There has been an angry reaction in Pakistan to the spot-fixing allegations • AFP
A team made up from Pakistan's Federal Investigation Agency (FIA) and
possibly an official from the sports ministry will be heading to England
as part of Pakistan's probe into the spot-fixing allegations swirling
around some of Pakistan's top cricketers.

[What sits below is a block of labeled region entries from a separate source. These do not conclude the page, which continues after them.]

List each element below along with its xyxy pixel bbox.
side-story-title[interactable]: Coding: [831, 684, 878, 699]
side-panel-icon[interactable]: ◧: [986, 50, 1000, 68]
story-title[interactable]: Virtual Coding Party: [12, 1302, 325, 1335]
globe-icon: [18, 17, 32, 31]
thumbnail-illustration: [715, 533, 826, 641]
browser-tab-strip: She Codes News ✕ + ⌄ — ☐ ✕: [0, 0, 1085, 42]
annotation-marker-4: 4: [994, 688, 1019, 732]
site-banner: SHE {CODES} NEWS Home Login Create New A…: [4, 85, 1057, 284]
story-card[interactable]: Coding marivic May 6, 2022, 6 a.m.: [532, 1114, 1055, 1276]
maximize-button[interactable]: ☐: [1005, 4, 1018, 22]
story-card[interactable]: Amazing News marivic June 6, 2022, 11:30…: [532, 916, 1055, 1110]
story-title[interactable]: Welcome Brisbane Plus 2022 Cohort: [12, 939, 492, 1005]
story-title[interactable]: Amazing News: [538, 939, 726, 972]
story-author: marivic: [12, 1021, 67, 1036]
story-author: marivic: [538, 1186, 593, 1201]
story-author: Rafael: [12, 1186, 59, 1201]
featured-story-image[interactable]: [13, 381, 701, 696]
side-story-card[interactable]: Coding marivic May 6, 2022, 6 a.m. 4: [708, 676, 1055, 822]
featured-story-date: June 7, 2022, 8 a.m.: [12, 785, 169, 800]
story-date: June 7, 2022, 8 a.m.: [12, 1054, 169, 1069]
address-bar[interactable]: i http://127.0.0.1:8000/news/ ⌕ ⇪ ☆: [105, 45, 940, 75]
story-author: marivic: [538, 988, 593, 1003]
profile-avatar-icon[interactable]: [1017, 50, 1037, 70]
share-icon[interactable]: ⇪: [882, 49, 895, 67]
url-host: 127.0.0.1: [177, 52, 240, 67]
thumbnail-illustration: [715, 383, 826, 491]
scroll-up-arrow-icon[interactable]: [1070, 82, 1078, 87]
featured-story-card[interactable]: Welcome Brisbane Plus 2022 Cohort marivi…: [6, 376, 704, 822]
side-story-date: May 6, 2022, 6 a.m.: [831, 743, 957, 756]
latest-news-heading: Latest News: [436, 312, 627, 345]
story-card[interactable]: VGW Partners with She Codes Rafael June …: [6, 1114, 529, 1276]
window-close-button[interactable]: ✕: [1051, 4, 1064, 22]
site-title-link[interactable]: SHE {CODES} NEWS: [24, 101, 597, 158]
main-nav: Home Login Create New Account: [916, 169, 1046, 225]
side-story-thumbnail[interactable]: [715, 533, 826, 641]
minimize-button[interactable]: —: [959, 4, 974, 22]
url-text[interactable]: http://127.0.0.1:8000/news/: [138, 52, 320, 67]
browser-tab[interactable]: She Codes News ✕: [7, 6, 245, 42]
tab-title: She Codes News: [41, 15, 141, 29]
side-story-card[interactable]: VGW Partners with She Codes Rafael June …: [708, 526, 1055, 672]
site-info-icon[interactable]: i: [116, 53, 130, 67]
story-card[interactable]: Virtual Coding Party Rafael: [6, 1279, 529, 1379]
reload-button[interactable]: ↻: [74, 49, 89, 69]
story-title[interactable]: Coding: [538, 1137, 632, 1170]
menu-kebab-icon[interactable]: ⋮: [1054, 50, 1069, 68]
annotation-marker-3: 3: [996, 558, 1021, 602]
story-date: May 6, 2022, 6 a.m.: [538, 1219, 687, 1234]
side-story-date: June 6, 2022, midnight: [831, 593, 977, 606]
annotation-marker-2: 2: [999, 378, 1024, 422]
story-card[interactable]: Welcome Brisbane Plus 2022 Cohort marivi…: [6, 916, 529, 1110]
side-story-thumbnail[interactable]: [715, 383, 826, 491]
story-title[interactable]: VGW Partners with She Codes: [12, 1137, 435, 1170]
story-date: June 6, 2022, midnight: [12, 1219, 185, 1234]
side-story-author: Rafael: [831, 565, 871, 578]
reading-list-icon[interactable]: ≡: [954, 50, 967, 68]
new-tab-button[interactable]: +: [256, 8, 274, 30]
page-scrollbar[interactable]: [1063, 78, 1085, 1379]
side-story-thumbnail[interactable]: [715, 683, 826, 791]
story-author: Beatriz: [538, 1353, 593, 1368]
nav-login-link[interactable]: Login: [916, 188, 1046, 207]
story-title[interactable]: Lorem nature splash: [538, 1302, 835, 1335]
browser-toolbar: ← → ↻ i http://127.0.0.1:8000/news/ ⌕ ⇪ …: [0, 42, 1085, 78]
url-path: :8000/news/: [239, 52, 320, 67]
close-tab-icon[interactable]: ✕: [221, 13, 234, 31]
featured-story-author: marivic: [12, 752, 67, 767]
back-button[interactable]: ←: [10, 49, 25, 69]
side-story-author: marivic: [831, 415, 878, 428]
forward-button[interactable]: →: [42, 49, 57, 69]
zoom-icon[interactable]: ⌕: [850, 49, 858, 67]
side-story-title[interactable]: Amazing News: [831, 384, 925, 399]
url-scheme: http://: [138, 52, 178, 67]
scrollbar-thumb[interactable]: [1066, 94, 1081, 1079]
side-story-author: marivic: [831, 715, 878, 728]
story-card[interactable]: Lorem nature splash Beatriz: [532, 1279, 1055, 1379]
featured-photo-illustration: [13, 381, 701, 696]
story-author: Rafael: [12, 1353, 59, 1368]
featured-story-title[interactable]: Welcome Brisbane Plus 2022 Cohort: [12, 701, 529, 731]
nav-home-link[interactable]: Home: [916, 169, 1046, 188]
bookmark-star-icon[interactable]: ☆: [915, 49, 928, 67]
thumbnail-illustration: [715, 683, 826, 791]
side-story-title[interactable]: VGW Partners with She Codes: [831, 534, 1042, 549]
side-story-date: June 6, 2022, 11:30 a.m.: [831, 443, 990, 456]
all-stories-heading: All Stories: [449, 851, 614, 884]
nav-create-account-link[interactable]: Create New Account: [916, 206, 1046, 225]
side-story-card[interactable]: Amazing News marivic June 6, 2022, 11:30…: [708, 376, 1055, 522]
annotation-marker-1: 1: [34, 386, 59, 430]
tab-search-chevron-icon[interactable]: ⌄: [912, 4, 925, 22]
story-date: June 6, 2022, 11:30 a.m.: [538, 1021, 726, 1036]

No date of their departure is, however, set yet. A request has been made
to the UK government to let the team know when an appropriate time might
be for the them to travel.
The composition was discussed at a meeting between Interior Minister
Rehman Malik and the Sports Minister Ijaz Jakhrani on Tuesday. Inam Ghani,
the FIA director, and Azad Khan, the agency's additional director, have
been nominated to travel to London. The feeling in the interior ministry
is that a point of view from the sports ministry is relevant and
significant to the team's work. An official from the sports ministry is
expected to be announced by Wednesday.
Four players were alleged by the News of the World to be involved
in spot-fixing. Mazhar Majeed was caught on camera by the newspaper
claiming to have bribed fast bowlers Mohammad Asif and Mohammad Amir to
bowl deliberate no-balls during the Lord's Test against England. Majeed,
who also claimed Salman Butt and Kamran Akmal were involved, was arrested
before being let out on bail without charge. Scotland Yard spoke to Butt
as well as Amir and Asif, searched their rooms and
confiscated their mobile phones.
"The team will interact with Scotland Yard over there and our involvement
will be largely dependent on the investigations of Scotland Yard," Malik
told Cricinfo. "This will be fact-finding team, to ascertain what has
happened and why it might have done. There will be interaction with
Scotland Yard not interference because it has happened in the UK not in
Pakistan."
The involvement of the ministries indicates the seriousness with which the
government is viewing the allegations. Already the President Asif Ali
Zardari (also the chief patron of the PCB) has asked for - and been sent -
a preliminary report by the PCB into the matter. The Prime Minister Yousuf
Raza Gillani has also spoken sternly of the "shame" the incident has
caused Pakistan.
A request has also been made to Interpol London by the interior ministry
to send background information into the case to Interpol Pakistan.